# savage 93 .22 Mag



## Mick105 (Jan 6, 2012)

I am sick of trying to find a round for nighttime hunting with a shotgun that is lega in Michigan so now I am looking into buying a rimfire. I like the looks of the Savage 93 .22 Mag but I know nothing about them. I love my savage 12 Ga and heard a lot of good things about savage arms together. What are your thoughts on this model?


----------



## saskredneck (Oct 19, 2010)

i have a lakefield 93 which is basically the same rifle. had it since i was 12. nice dependable rifle, the triggers a little stiff though.


----------



## Scotty D. (Feb 23, 2012)

I have the heavy barrel stainless w/ Accu-trigger...I like it alot.. Had the standard model (blued bbl w/ iron sights), but couldn't get it to group at 100 yds.. Tried w/ every different type of ammo I could find..Sold it...

I'd still like to get the hvy bbl Marlin .22Mag but the Savage was almost $100 cheaper.


----------



## Mick105 (Jan 6, 2012)

Scotty the price is one of the most appealing aspects to me... The wife gets mad it I spend too much money on my disorder!


----------



## Hortontoter (Apr 27, 2012)

Here in Ohio at Dick's Sporting Goods and Fin Feather and Fur you can buy a Savage 93FXP in .22 Mag or .17 HMR for $249. These guns are non Accu-Trigger but come with a bore sighted 3-9 X 40 Bushnell scope.
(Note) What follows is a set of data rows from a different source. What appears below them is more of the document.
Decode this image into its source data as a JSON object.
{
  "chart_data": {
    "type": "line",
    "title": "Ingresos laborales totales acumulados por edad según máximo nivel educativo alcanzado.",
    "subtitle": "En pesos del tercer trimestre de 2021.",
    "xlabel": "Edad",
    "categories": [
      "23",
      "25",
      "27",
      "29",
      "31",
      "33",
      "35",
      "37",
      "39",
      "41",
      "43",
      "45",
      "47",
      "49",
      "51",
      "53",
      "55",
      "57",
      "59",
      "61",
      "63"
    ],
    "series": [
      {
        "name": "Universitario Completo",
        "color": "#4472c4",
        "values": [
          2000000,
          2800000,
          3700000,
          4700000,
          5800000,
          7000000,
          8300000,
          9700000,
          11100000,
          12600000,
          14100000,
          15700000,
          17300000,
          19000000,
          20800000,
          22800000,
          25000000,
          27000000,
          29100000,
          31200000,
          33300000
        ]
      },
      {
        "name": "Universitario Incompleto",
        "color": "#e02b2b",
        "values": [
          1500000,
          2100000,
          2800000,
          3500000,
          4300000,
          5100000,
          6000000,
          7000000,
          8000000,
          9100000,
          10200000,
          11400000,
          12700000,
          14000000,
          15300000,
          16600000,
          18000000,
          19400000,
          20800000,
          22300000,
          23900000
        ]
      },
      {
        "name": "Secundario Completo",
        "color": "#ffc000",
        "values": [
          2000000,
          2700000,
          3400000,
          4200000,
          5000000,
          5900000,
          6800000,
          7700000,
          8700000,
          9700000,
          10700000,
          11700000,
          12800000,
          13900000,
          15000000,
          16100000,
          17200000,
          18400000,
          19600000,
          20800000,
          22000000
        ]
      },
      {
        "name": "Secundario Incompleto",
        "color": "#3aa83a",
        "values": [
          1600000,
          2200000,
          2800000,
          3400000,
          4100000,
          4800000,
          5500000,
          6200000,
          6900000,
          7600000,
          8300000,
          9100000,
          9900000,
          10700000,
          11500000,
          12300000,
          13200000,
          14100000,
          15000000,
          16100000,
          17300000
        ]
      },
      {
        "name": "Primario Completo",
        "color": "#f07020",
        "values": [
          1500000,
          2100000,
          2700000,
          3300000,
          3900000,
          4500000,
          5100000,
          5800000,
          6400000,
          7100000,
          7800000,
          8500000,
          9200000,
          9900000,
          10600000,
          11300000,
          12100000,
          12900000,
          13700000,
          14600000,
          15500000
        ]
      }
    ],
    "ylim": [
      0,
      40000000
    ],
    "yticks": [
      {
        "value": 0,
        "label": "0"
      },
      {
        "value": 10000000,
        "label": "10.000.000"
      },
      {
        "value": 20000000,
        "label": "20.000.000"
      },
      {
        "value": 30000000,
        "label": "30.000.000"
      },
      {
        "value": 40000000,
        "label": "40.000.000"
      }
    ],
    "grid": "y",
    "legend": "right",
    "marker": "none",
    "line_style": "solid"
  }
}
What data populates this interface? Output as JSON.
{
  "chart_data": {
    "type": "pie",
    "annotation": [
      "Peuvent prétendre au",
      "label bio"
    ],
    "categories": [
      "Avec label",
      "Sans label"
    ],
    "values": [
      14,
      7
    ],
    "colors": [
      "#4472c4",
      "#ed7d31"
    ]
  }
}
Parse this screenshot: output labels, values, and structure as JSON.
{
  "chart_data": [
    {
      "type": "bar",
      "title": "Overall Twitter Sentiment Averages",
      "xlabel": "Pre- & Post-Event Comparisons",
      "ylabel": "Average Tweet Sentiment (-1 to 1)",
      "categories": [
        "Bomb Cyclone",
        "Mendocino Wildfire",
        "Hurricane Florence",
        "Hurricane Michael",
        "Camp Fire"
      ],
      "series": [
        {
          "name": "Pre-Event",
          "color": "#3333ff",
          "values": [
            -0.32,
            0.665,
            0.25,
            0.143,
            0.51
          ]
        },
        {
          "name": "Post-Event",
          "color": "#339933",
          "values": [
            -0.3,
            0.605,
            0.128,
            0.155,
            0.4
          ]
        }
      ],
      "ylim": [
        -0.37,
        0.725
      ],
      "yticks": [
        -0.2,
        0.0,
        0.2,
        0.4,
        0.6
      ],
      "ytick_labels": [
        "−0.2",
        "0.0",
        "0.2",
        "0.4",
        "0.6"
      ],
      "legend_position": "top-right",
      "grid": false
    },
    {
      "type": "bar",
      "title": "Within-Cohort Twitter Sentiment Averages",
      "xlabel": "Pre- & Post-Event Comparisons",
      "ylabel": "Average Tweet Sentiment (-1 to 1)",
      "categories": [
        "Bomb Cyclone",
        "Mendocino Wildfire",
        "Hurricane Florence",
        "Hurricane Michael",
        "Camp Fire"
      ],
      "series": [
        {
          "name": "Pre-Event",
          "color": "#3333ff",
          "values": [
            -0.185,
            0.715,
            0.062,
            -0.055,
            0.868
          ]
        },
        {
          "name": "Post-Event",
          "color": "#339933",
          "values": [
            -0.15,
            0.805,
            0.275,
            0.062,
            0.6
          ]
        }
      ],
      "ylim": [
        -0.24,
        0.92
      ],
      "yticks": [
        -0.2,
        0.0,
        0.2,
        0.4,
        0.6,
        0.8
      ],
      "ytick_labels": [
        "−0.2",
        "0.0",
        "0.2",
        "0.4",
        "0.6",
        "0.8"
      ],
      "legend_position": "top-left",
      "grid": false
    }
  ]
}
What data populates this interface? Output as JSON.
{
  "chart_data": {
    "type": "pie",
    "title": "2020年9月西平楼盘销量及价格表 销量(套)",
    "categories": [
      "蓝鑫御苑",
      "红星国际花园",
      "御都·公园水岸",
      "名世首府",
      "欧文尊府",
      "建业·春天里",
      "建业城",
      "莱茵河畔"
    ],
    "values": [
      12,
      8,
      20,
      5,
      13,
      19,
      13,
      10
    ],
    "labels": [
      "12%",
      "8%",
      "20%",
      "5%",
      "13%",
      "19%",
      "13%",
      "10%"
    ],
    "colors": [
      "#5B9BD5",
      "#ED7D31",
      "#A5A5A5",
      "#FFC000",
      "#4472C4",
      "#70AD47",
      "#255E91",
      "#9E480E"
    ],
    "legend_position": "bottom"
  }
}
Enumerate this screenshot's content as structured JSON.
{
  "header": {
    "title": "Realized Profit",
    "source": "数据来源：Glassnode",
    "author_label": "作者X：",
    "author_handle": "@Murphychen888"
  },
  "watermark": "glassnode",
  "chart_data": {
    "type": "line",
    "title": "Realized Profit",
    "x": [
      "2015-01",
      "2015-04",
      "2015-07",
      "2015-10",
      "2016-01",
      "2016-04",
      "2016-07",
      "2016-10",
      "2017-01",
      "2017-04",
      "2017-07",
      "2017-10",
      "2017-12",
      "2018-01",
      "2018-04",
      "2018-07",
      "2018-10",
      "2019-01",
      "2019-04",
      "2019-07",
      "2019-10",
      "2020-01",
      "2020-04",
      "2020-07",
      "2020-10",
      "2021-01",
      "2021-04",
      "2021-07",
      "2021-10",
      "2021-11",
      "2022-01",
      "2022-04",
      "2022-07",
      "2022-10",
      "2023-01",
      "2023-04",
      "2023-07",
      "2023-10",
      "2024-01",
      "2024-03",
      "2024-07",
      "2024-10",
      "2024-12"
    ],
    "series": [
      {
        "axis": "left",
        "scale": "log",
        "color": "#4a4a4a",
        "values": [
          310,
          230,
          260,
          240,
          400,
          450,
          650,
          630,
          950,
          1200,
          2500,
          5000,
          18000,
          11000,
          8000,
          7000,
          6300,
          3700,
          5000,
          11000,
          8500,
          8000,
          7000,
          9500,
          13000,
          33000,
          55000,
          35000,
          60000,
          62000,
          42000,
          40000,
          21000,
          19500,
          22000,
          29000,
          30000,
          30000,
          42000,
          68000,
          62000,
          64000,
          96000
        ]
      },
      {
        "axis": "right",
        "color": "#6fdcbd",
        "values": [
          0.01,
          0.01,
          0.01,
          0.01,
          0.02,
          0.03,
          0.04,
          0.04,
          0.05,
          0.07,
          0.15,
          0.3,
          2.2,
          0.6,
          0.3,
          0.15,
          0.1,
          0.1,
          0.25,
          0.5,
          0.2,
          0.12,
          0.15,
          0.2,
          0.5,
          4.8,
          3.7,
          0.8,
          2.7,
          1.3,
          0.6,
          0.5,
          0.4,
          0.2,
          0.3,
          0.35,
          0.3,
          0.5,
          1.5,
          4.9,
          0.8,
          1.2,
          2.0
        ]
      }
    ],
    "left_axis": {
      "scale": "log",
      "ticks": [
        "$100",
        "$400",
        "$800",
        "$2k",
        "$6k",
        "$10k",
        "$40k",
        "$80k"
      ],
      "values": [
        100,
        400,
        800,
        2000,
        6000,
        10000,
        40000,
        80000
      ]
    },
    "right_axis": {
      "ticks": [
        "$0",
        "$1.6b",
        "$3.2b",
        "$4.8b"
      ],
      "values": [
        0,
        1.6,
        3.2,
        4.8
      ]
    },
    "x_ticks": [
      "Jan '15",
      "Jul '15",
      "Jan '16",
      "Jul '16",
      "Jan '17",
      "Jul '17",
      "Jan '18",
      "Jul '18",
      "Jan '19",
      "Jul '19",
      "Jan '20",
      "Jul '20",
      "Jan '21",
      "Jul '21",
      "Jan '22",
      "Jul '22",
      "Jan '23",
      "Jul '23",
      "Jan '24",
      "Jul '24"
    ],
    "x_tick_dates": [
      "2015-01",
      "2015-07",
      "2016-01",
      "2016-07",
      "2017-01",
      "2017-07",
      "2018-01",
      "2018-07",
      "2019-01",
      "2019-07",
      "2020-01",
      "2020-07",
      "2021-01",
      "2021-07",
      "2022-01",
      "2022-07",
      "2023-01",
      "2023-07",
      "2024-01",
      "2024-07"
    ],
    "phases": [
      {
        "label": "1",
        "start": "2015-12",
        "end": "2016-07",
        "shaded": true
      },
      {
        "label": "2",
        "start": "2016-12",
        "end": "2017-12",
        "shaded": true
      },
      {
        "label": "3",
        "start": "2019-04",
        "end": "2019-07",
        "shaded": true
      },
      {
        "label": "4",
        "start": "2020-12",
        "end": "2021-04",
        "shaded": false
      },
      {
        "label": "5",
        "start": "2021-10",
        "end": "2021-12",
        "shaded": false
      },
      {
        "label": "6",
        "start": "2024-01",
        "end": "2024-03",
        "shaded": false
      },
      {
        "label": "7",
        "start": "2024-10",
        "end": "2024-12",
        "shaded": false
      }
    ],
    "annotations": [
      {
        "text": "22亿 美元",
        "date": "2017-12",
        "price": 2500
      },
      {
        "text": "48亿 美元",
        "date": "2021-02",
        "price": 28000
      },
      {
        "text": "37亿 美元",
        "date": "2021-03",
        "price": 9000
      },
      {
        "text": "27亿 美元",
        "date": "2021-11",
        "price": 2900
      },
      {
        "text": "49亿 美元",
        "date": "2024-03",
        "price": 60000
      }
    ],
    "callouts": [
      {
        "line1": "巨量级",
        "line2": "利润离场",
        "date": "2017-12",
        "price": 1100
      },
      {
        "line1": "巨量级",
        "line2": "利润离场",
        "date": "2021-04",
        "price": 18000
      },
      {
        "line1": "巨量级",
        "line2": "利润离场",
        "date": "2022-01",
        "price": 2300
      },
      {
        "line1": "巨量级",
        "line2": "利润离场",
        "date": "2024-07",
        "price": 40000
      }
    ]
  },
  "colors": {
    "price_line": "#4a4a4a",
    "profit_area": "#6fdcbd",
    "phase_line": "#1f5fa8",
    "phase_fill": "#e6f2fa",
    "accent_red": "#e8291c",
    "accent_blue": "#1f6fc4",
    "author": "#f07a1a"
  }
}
I bought the .22 Mag last spring and like it. I have the heavy barrel Savage 93 in .17 HMR that has the Accu-Trigger. The Accu-Trigger makes the model 93 much better in my opinion. Both guns shoot 1- 1 1/4" groups at 100 yards though. I would have a hard time choosing which caliber I like best. But the .22 Mag with 30 grain bullets makes the trajectory quite desireable and packs more punch than the .17 HMR. I only wish that I had bought the pencil barrel when I bought the .17HMR. I don't think the heavier barrel is needed on a 150-175 yard gun.


----------



## Mick105 (Jan 6, 2012)

bass pro has one listed for 240 if i remember correctly and it has the accu-trigger... not sure about the barrel tough. I would have to look it up. I think I will get it just wanted to see if there were any negative reviews or cons for it.


----------



## Rick Howard (Feb 25, 2012)

I have the 93. It groups great at 50 yards. I only took 3 shots at 100 but they were around an inch. Shooting 30gr vmax.


----------



## Mick105 (Jan 6, 2012)

itzDirty do you have the bull barrel???


----------



## Rick Howard (Feb 25, 2012)

Forgive me but, I am not sure.... It is pretty thick.... It is blued also. Does that help?


----------



## Mick105 (Jan 6, 2012)

sounds like a bull to me... helpful enough to talk me into it!


----------



## Scotty D. (Feb 23, 2012)

I think it's a wise move to spend the extra $$ for the heavy barrel & Accu-trigger, Mick.. :teeth:


----------



## Mick105 (Jan 6, 2012)

Yeah I'm thinking the same thing!


----------



## saskredneck (Oct 19, 2010)

I'm not a heavy barrell fan myself. They tend to get heavy quicker on a long walk.


----------



## Savagenut15068 (Jan 2, 2013)

The Savage rimfire rifles are every bit as accurate and dependable as their centerfire rifles. I am a gunsmith by trade and I can tell you that Savage is hard to beat at about any price point. The rimfire rifles , as is typical with most rimfire rifles , like to shoot dirty. They can take 50 to 200 rounds to settle down when they are new and I personally shoot Centurion Ammo out of my 22lr.


----------



## blackgunsalute (May 1, 2012)

I own the Savage 93 in a 17 and 22 mag both with heavy barrels and I think they are a great hunting tool. I have a buddy that does guided hunts in TX that only uses a 17HMR for all his cat,dillo,hog ect. hunts. He says it makes it more interesting.. LOL


----------